Diversifying Oceanography: The Coastal Ocean Environment Summer School in Ghana

Modeling and observing the global ocean environment requires a coordinated global effort. Yet, as in most STEM disciplines, Africans are under-represented in the global oceanography enterprise. The need, and the potential, for changing this is clear. The coastal resources of Africa, the world's second-largest continent, face many pressures including erosion due to sea-level rise, offshore oil drilling, increased shipping, overfishing, piracy, and others. At the same time, Africa has a young, rapidly growing population, and has several of the world's fastest-growing economies. The time is ripe for developing STEM partnerships between Africa and the rest of the world, and a more diverse global scientific community will benefit everyone.
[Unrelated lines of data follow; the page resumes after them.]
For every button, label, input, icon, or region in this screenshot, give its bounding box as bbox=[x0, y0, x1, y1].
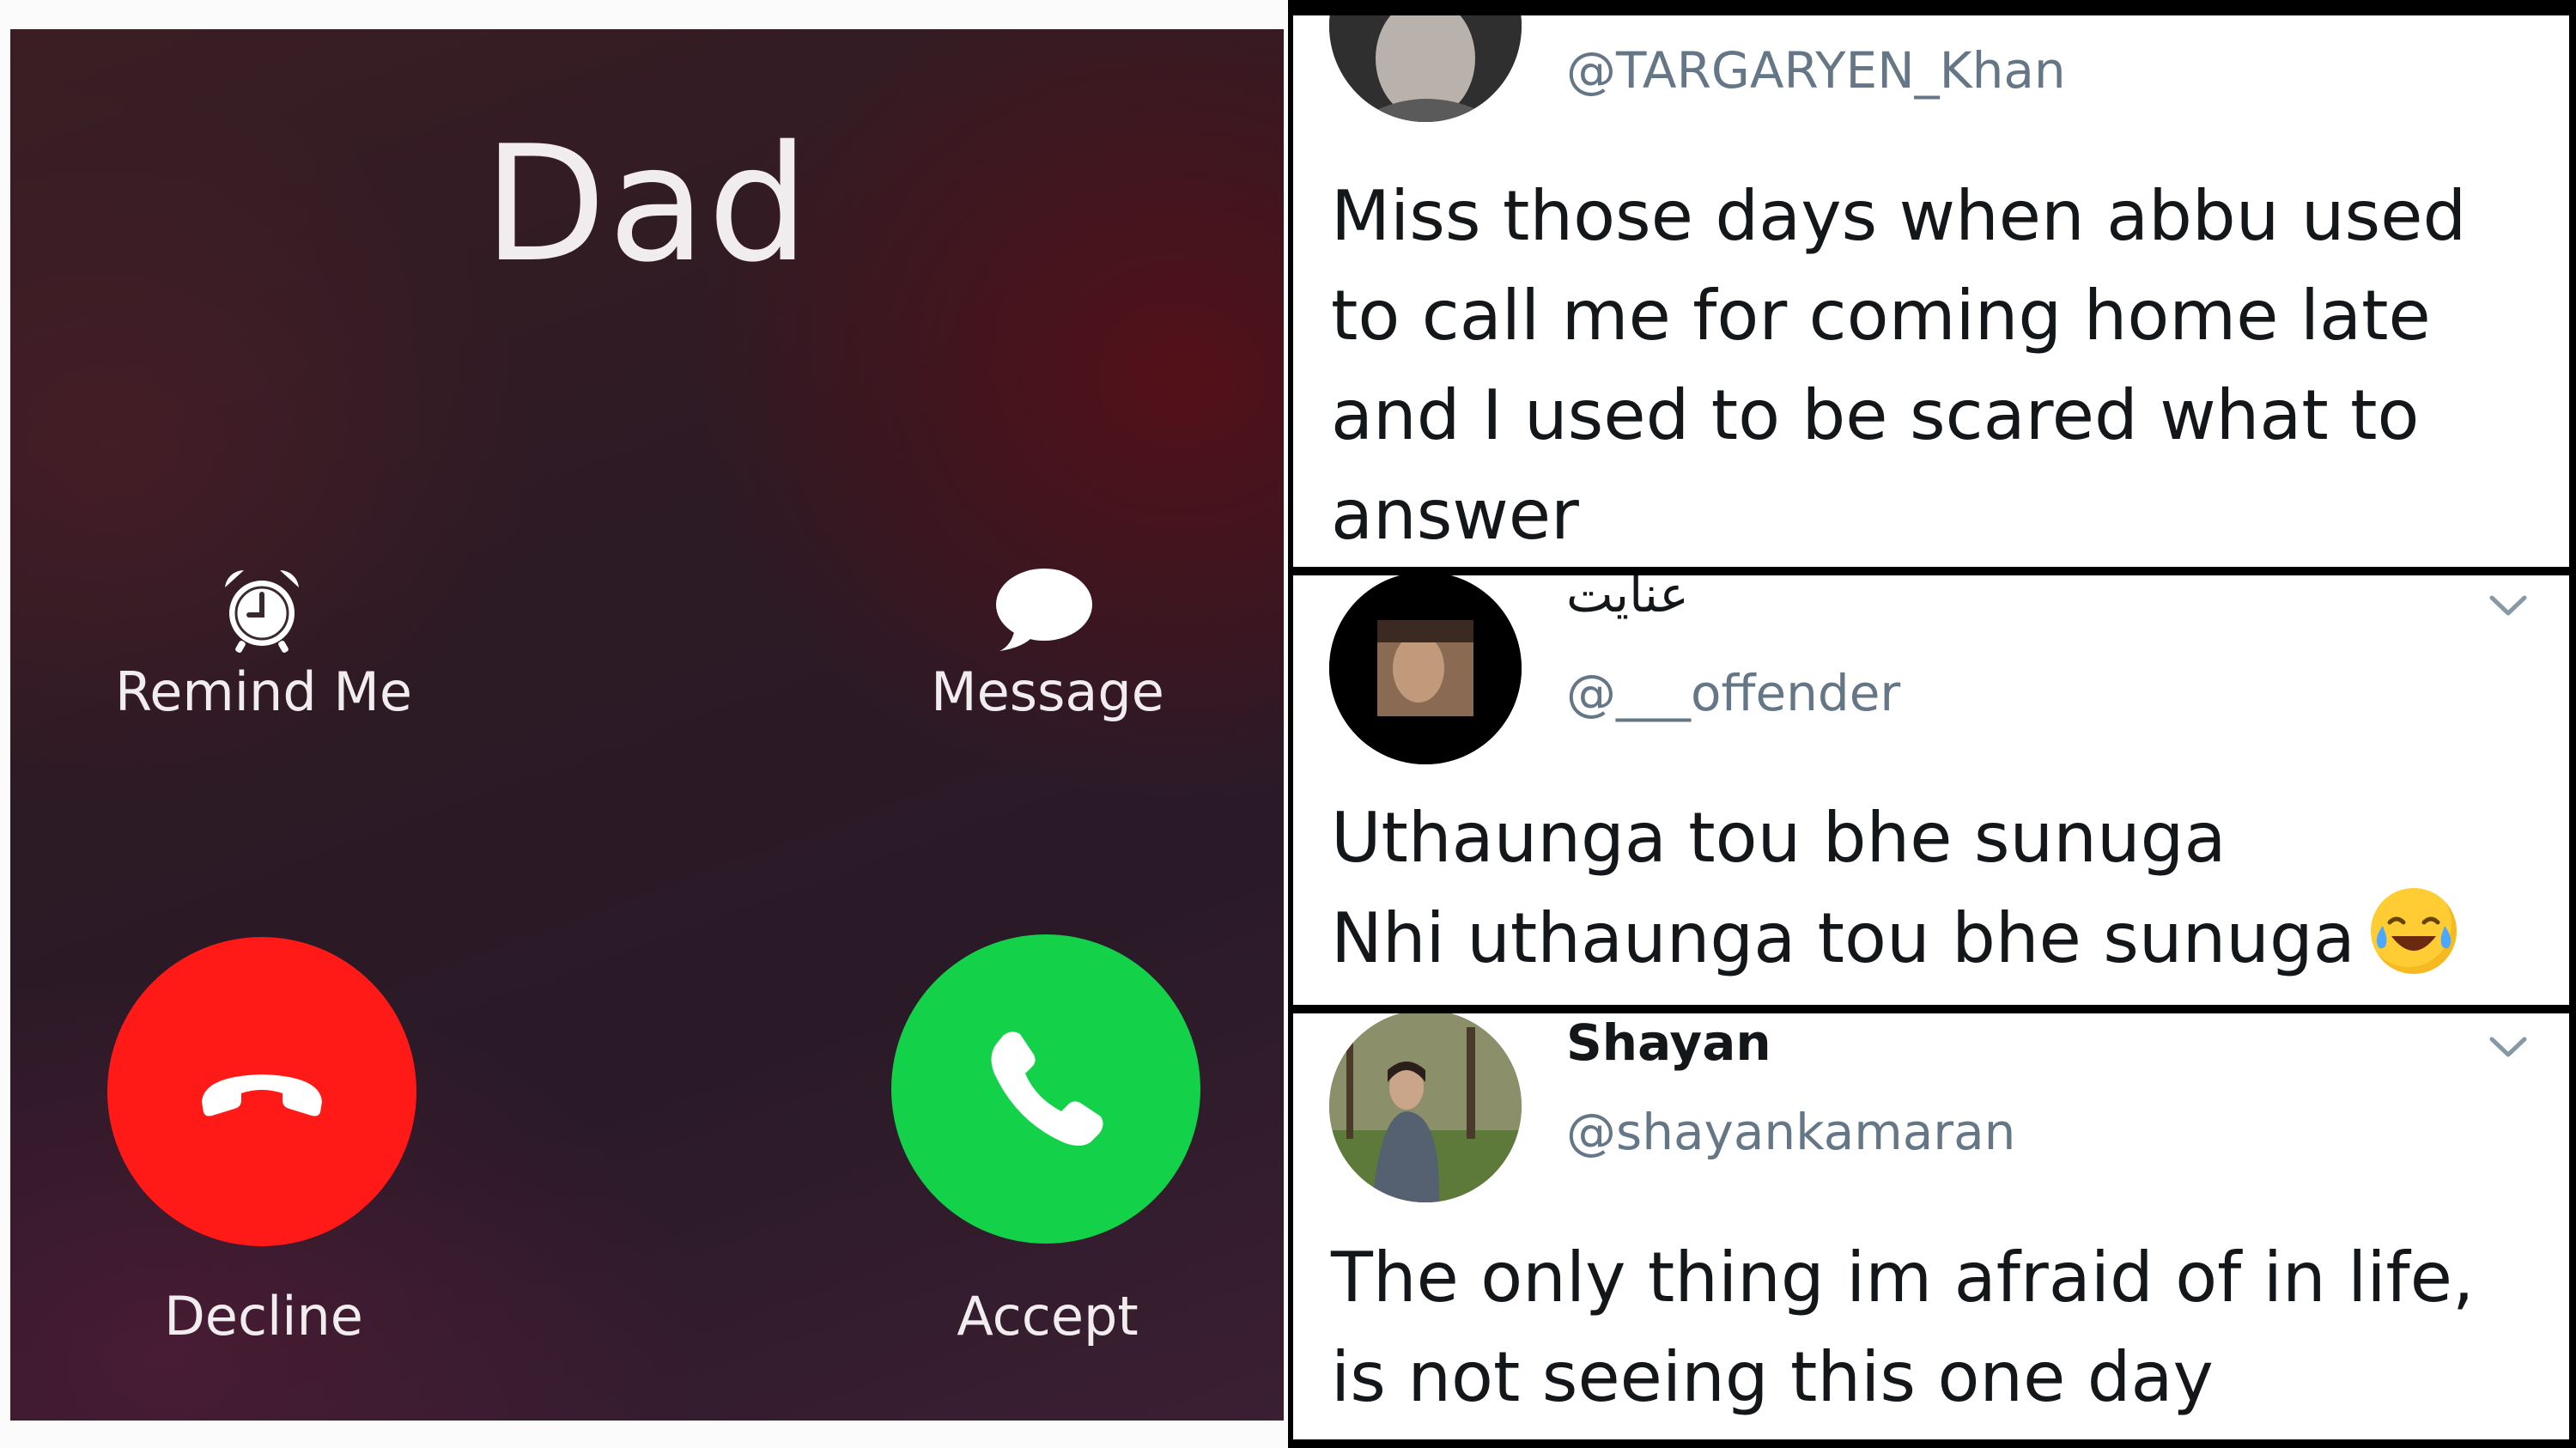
avatar[interactable] bbox=[1329, 575, 1522, 764]
call-screen: Dad Remind Me Message Decline Accept bbox=[10, 29, 1284, 1421]
tweet-text-line: Uthaunga tou bhe sunuga bbox=[1331, 798, 2227, 878]
tweet-text: The only thing im afraid of in life, is … bbox=[1331, 1228, 2474, 1427]
avatar[interactable] bbox=[1329, 1013, 1522, 1202]
tweet-text: Uthaunga tou bhe sunuga Nhi uthaunga tou… bbox=[1331, 788, 2457, 989]
tweet-text-line: Nhi uthaunga tou bhe sunuga bbox=[1331, 888, 2457, 989]
incoming-call-panel: Dad Remind Me Message Decline Accept bbox=[0, 0, 1288, 1448]
tweet-card[interactable]: Shayan @shayankamaran The only thing im … bbox=[1293, 1013, 2569, 1439]
phone-icon bbox=[991, 1031, 1103, 1146]
tears-of-joy-emoji-icon bbox=[2370, 888, 2457, 974]
phone-hangup-icon bbox=[202, 1074, 322, 1116]
tweet-text-line: answer bbox=[1331, 475, 1579, 555]
tweet-card[interactable]: @TARGARYEN_Khan Miss those days when abb… bbox=[1293, 15, 2569, 567]
emoji-face bbox=[2376, 916, 2451, 951]
speech-bubble-icon[interactable] bbox=[989, 562, 1096, 656]
tweet-display-name[interactable]: عنايت bbox=[1566, 575, 1689, 624]
avatar[interactable] bbox=[1329, 15, 1522, 122]
chevron-down-icon[interactable] bbox=[2488, 1034, 2528, 1060]
tweet-text: Miss those days when abbu used to call m… bbox=[1331, 167, 2466, 565]
tweet-handle[interactable]: @shayankamaran bbox=[1566, 1103, 2015, 1161]
profile-photo bbox=[1329, 1013, 1522, 1202]
accept-button[interactable] bbox=[891, 934, 1200, 1244]
decline-label: Decline bbox=[164, 1285, 363, 1348]
decline-button[interactable] bbox=[107, 937, 416, 1246]
accept-label: Accept bbox=[957, 1285, 1139, 1348]
profile-photo bbox=[1329, 575, 1522, 764]
chevron-down-icon[interactable] bbox=[2488, 593, 2528, 618]
message-label[interactable]: Message bbox=[824, 660, 1271, 723]
tweet-text-fragment: Nhi uthaunga tou bhe sunuga bbox=[1331, 898, 2355, 978]
tweet-handle[interactable]: @___offender bbox=[1566, 664, 1900, 722]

With the above motivations in mind, we developed the Coastal Ocean Environment Summer School in Ghana. Following an exploratory trip in 2014, during which we met potential partnering institutions, we have been running the school for one week every August since 2015. The hosting Ghana institution alternates between Regional Maritime University (RMU), which trains West Africans for careers in shipping, port management, and other marine sector careers, and the University of Ghana (UG), which has a marine and fisheries sciences department. Over time the school curriculum has grown to include hands-on labs, a boat trip, instrument deployments, field trips to beaches and ports, and short research projects, in addition to lectures. From 2016-2019, about 100 West Africans participated per year. The school has a regional impact; an increasing number of participants come from Nigeria and other countries outside of Ghana. Instruction is done by resource persons from Ghana, the US, and Europe. Global north participants have included undergraduates, graduate students, postdocs, and professors/research scientists.

We will briefly discuss school success stories, our experience running the school virtually in 2020 (for about 60-70 participants), funding challenges, and our vision for the future of the school.